In its ruling, Anvisa created a separate class of regulated substances specifically for cannabis-based products, but stopped short of classifying these products as medicines, arguing there hasn’t been enough research into the efficacy of medical cannabis. “They aren’t even calling it medicine,” Bonavides said about the decision, “which just shows how prejudiced they are against cannabis-based products.”
Anvisa also maintained a rule that allows only for access to products with a THC level of less than 0.2% for patients who are not terminally ill. “This doesn’t match the conclusions of global studies about the level of THC necessary for treatments,” said Bonavides. For products with a THC percentage above 0.2%, the prescription is authorized only for terminally ill patients “who have exhausted therapeutic alternatives.”
Under the new rules, those seeking a prescription will face new restrictions. Before, any doctor could issue a prescription for patients to import medical cannabis products (though the high cost discouraged most people from seeking the treatment). “Now, the new regulation considers these to be psychotropics, so the doctor needs a specific type of prescription that’s regulated by Anvisa.

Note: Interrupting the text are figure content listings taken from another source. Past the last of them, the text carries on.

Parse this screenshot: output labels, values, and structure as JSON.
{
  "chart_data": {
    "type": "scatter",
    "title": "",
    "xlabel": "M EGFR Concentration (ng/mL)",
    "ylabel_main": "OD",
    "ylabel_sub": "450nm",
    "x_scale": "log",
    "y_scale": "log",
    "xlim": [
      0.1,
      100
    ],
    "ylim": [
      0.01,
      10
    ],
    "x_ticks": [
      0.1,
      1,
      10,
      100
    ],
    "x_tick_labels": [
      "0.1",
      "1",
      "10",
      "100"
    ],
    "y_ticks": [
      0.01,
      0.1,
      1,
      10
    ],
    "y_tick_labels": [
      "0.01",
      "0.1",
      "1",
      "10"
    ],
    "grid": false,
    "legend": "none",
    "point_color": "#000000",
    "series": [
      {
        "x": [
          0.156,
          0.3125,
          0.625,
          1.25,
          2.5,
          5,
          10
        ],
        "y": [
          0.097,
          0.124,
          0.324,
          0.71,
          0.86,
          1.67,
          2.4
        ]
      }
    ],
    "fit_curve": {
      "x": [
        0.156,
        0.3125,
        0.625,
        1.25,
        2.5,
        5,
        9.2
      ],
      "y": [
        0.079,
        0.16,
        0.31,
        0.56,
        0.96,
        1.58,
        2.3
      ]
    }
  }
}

This is a step back for widespread access,” said Leandro Ramires, president of the Brazilian Association of Medicinal Cannabis Patients, in an interview with Cannabis Wire.
It an official statement, Anvisa said the new rules will be published in the country’s official gazette in the coming days and will come into law 90 days later. The regulation will be in effect for the next three years.
Margarete Brito, president of the Association to Support Medical Cannabis Research and Patients, told Cannabis Wire that, at least in the short term, the resolution won’t change anything for patients. “We’re not celebrating just yet.”
Anvisa’s new rules, advocates believe, will help to lower the stigma of medical cannabis in Brazil. But in the long term, Bonavides only sees real progress happening in Congress. “We already have a committee debating the subject, so this is driving our representatives to become more familiar with the positive sides of medical cannabis,” she told Cannabis Wire.